Mitchell goes on to explain that the reason the SEC should go after Illinois is for the Chicago market. Which really isn't all that much different than the Big Ten going after Rutgers for the New York market. It doesn't matter whether people in Chicago truly care about Illinois sports. What matters is that if the SEC ever gets its own real network off the ground, the Chicago market would be a nice boon to the bank account.
He also says that Illinois should consider it because the SEC would be great for the football program and we'd immediately be a basketball power in the conference. Though I think Kentucky and Florida are both sticking around, so I'm not sure how that works out.
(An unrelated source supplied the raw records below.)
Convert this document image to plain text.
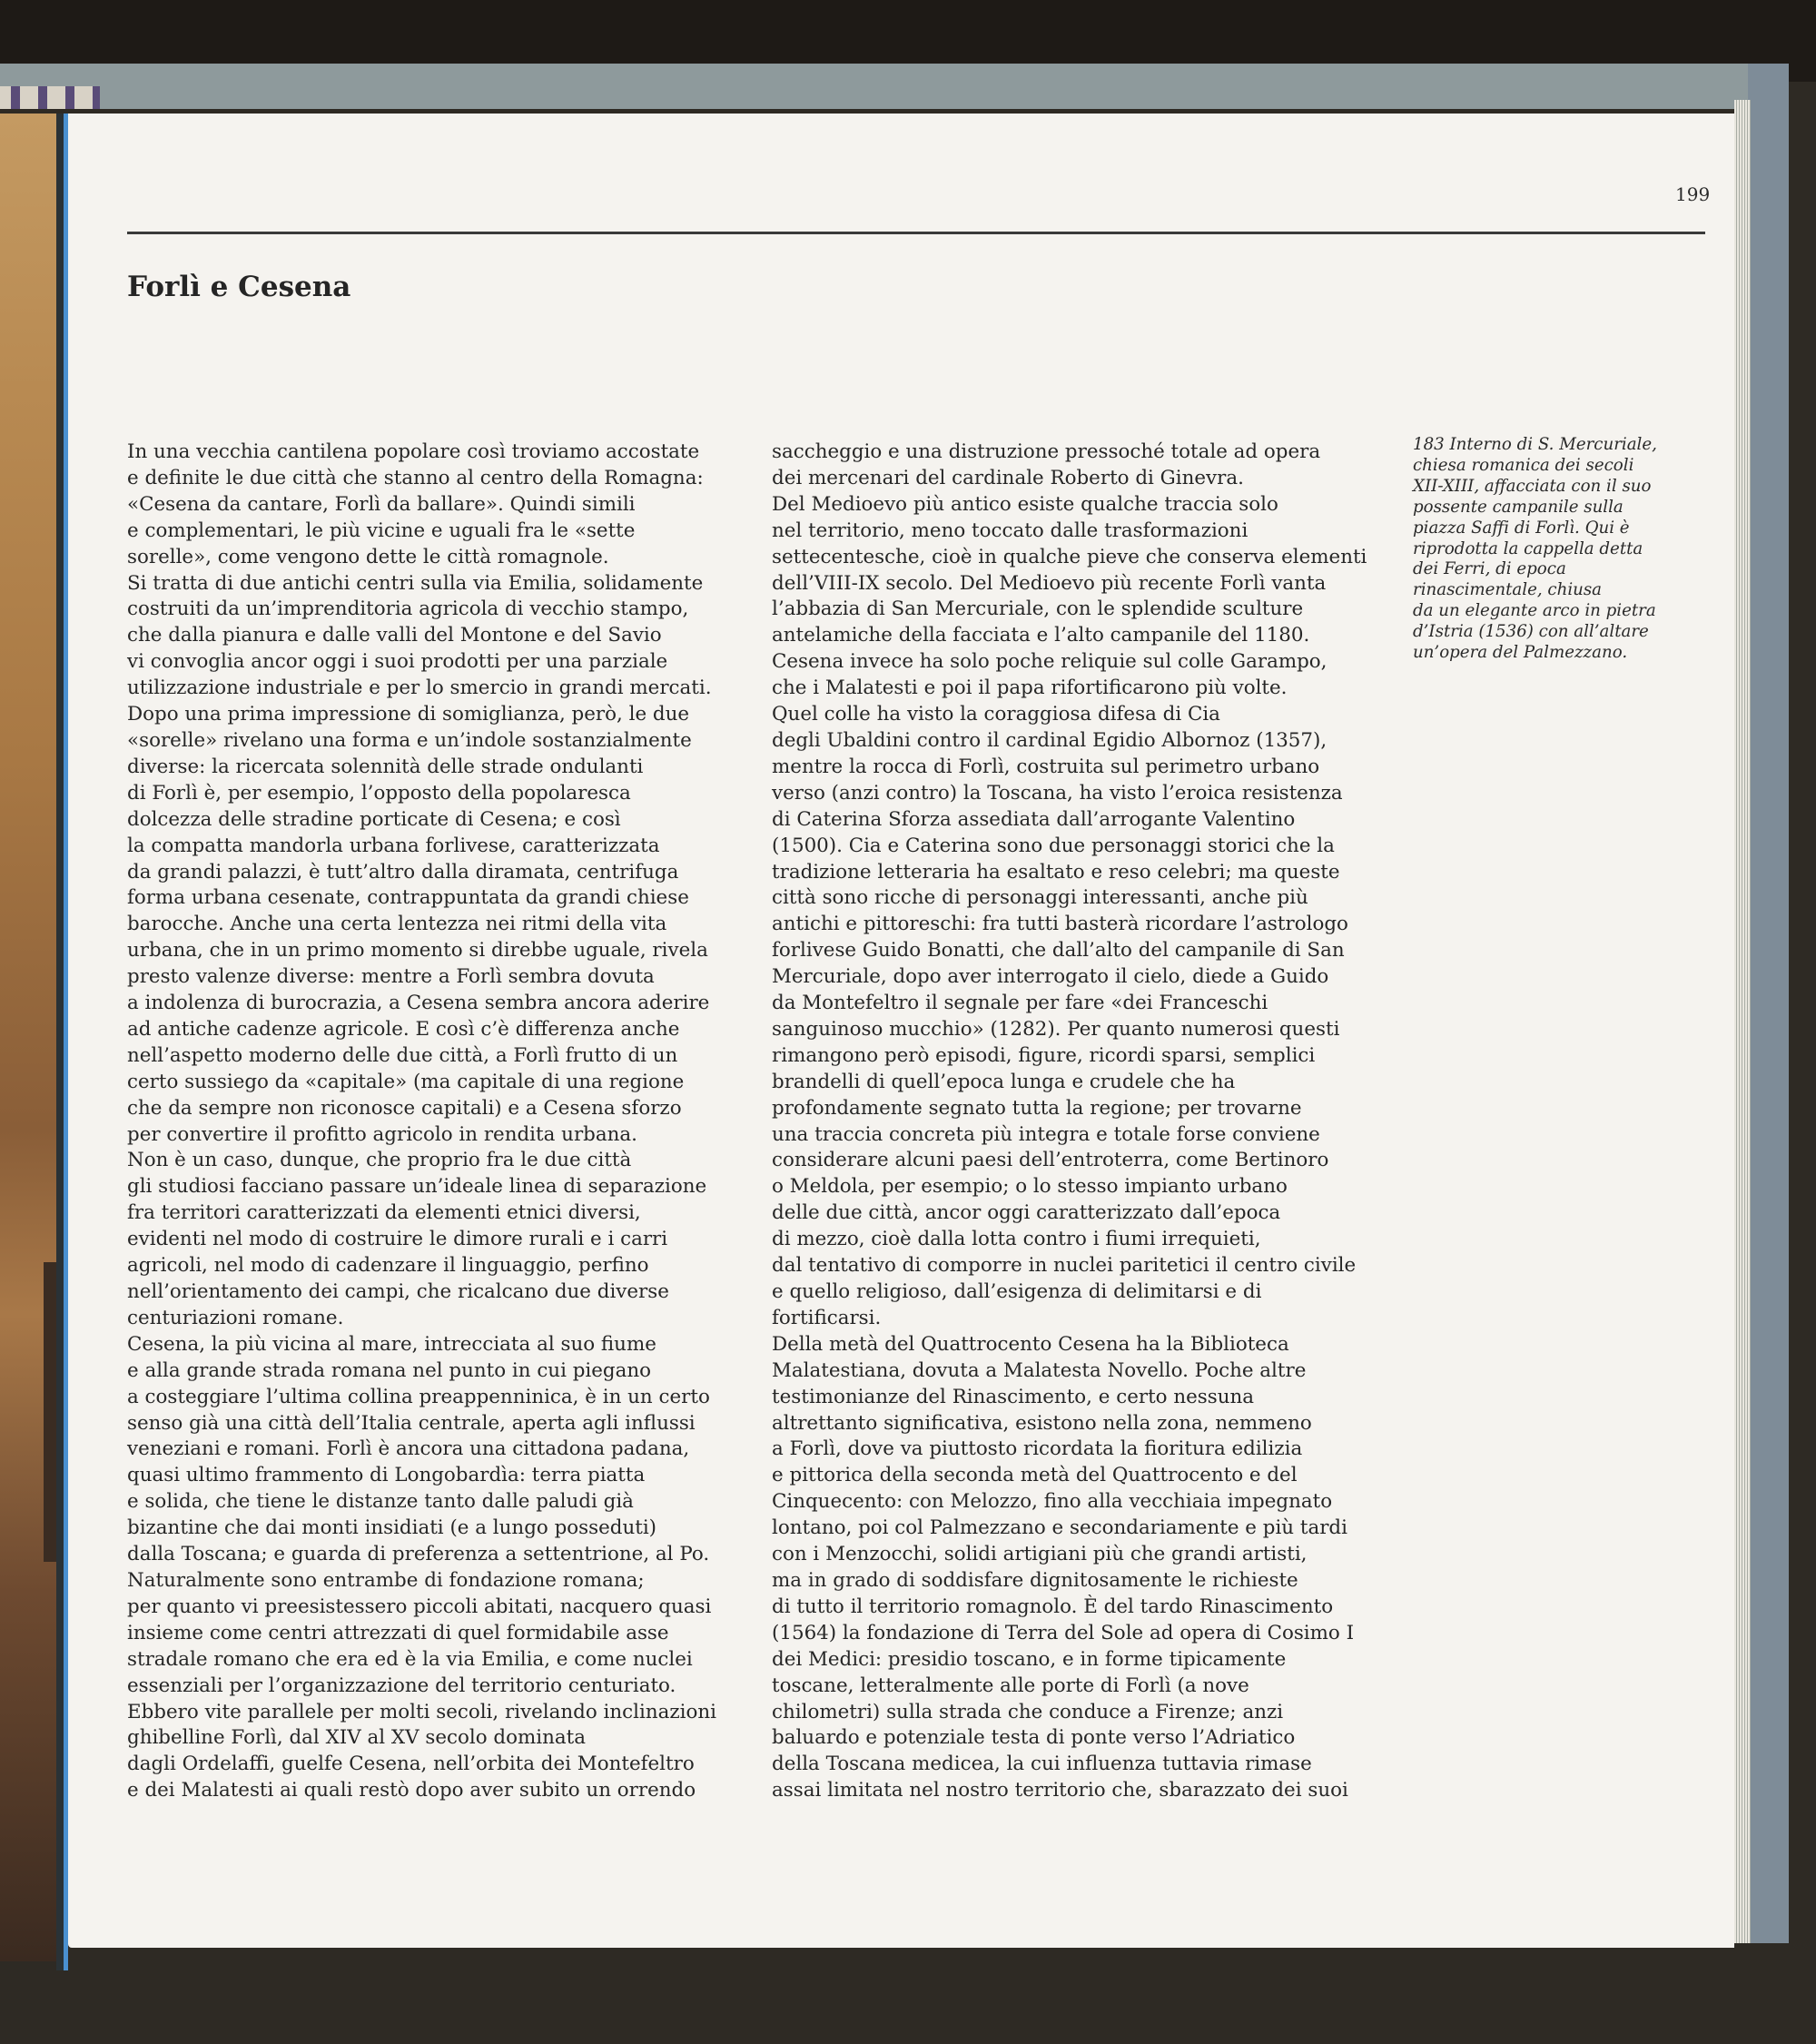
199
Forlì e Cesena
In una vecchia cantilena popolare così troviamo accostate
e definite le due città che stanno al centro della Romagna:
«Cesena da cantare, Forlì da ballare». Quindi simili
e complementari, le più vicine e uguali fra le «sette
sorelle», come vengono dette le città romagnole.
Si tratta di due antichi centri sulla via Emilia, solidamente
costruiti da un’imprenditoria agricola di vecchio stampo,
che dalla pianura e dalle valli del Montone e del Savio
vi convoglia ancor oggi i suoi prodotti per una parziale
utilizzazione industriale e per lo smercio in grandi mercati.
Dopo una prima impressione di somiglianza, però, le due
«sorelle» rivelano una forma e un’indole sostanzialmente
diverse: la ricercata solennità delle strade ondulanti
di Forlì è, per esempio, l’opposto della popolaresca
dolcezza delle stradine porticate di Cesena; e così
la compatta mandorla urbana forlivese, caratterizzata
da grandi palazzi, è tutt’altro dalla diramata, centrifuga
forma urbana cesenate, contrappuntata da grandi chiese
barocche. Anche una certa lentezza nei ritmi della vita
urbana, che in un primo momento si direbbe uguale, rivela
presto valenze diverse: mentre a Forlì sembra dovuta
a indolenza di burocrazia, a Cesena sembra ancora aderire
ad antiche cadenze agricole. E così c’è differenza anche
nell’aspetto moderno delle due città, a Forlì frutto di un
certo sussiego da «capitale» (ma capitale di una regione
che da sempre non riconosce capitali) e a Cesena sforzo
per convertire il profitto agricolo in rendita urbana.
Non è un caso, dunque, che proprio fra le due città
gli studiosi facciano passare un’ideale linea di separazione
fra territori caratterizzati da elementi etnici diversi,
evidenti nel modo di costruire le dimore rurali e i carri
agricoli, nel modo di cadenzare il linguaggio, perfino
nell’orientamento dei campi, che ricalcano due diverse
centuriazioni romane.
Cesena, la più vicina al mare, intrecciata al suo fiume
e alla grande strada romana nel punto in cui piegano
a costeggiare l’ultima collina preappenninica, è in un certo
senso già una città dell’Italia centrale, aperta agli influssi
veneziani e romani. Forlì è ancora una cittadona padana,
quasi ultimo frammento di Longobardìa: terra piatta
e solida, che tiene le distanze tanto dalle paludi già
bizantine che dai monti insidiati (e a lungo posseduti)
dalla Toscana; e guarda di preferenza a settentrione, al Po.
Naturalmente sono entrambe di fondazione romana;
per quanto vi preesistessero piccoli abitati, nacquero quasi
insieme come centri attrezzati di quel formidabile asse
stradale romano che era ed è la via Emilia, e come nuclei
essenziali per l’organizzazione del territorio centuriato.
Ebbero vite parallele per molti secoli, rivelando inclinazioni
ghibelline Forlì, dal XIV al XV secolo dominata
dagli Ordelaffi, guelfe Cesena, nell’orbita dei Montefeltro
e dei Malatesti ai quali restò dopo aver subito un orrendo
saccheggio e una distruzione pressoché totale ad opera
dei mercenari del cardinale Roberto di Ginevra.
Del Medioevo più antico esiste qualche traccia solo
nel territorio, meno toccato dalle trasformazioni
settecentesche, cioè in qualche pieve che conserva elementi
dell’VIII-IX secolo. Del Medioevo più recente Forlì vanta
l’abbazia di San Mercuriale, con le splendide sculture
antelamiche della facciata e l’alto campanile del 1180.
Cesena invece ha solo poche reliquie sul colle Garampo,
che i Malatesti e poi il papa rifortificarono più volte.
Quel colle ha visto la coraggiosa difesa di Cia
degli Ubaldini contro il cardinal Egidio Albornoz (1357),
mentre la rocca di Forlì, costruita sul perimetro urbano
verso (anzi contro) la Toscana, ha visto l’eroica resistenza
di Caterina Sforza assediata dall’arrogante Valentino
(1500). Cia e Caterina sono due personaggi storici che la
tradizione letteraria ha esaltato e reso celebri; ma queste
città sono ricche di personaggi interessanti, anche più
antichi e pittoreschi: fra tutti basterà ricordare l’astrologo
forlivese Guido Bonatti, che dall’alto del campanile di San
Mercuriale, dopo aver interrogato il cielo, diede a Guido
da Montefeltro il segnale per fare «dei Franceschi
sanguinoso mucchio» (1282). Per quanto numerosi questi
rimangono però episodi, figure, ricordi sparsi, semplici
brandelli di quell’epoca lunga e crudele che ha
profondamente segnato tutta la regione; per trovarne
una traccia concreta più integra e totale forse conviene
considerare alcuni paesi dell’entroterra, come Bertinoro
o Meldola, per esempio; o lo stesso impianto urbano
delle due città, ancor oggi caratterizzato dall’epoca
di mezzo, cioè dalla lotta contro i fiumi irrequieti,
dal tentativo di comporre in nuclei paritetici il centro civile
e quello religioso, dall’esigenza di delimitarsi e di
fortificarsi.
Della metà del Quattrocento Cesena ha la Biblioteca
Malatestiana, dovuta a Malatesta Novello. Poche altre
testimonianze del Rinascimento, e certo nessuna
altrettanto significativa, esistono nella zona, nemmeno
a Forlì, dove va piuttosto ricordata la fioritura edilizia
e pittorica della seconda metà del Quattrocento e del
Cinquecento: con Melozzo, fino alla vecchiaia impegnato
lontano, poi col Palmezzano e secondariamente e più tardi
con i Menzocchi, solidi artigiani più che grandi artisti,
ma in grado di soddisfare dignitosamente le richieste
di tutto il territorio romagnolo. È del tardo Rinascimento
(1564) la fondazione di Terra del Sole ad opera di Cosimo I
dei Medici: presidio toscano, e in forme tipicamente
toscane, letteralmente alle porte di Forlì (a nove
chilometri) sulla strada che conduce a Firenze; anzi
baluardo e potenziale testa di ponte verso l’Adriatico
della Toscana medicea, la cui influenza tuttavia rimase
assai limitata nel nostro territorio che, sbarazzato dei suoi
183 Interno di S. Mercuriale,
chiesa romanica dei secoli
XII-XIII, affacciata con il suo
possente campanile sulla
piazza Saffi di Forlì. Qui è
riprodotta la cappella detta
dei Ferri, di epoca
rinascimentale, chiusa
da un elegante arco in pietra
d’Istria (1536) con all’altare
un’opera del Palmezzano.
Oh, and Missouri hasn't exactly been terrible at basketball lately, either.
The problem with these ideas is that there really is no reason for Illinois to leave the Big Ten. In 2012 the school received $25 million from the conference. That's $5.5 million more than schools in the SEC received. Now, maybe that changes in the future if the SEC gets its own conference, but at the moment, if money is what matters, then there's no reason for Illinois to abandon the B1G for the SEC.
The grass isn't greener on the other side of the fence.
That being said, thanks for thinking of us.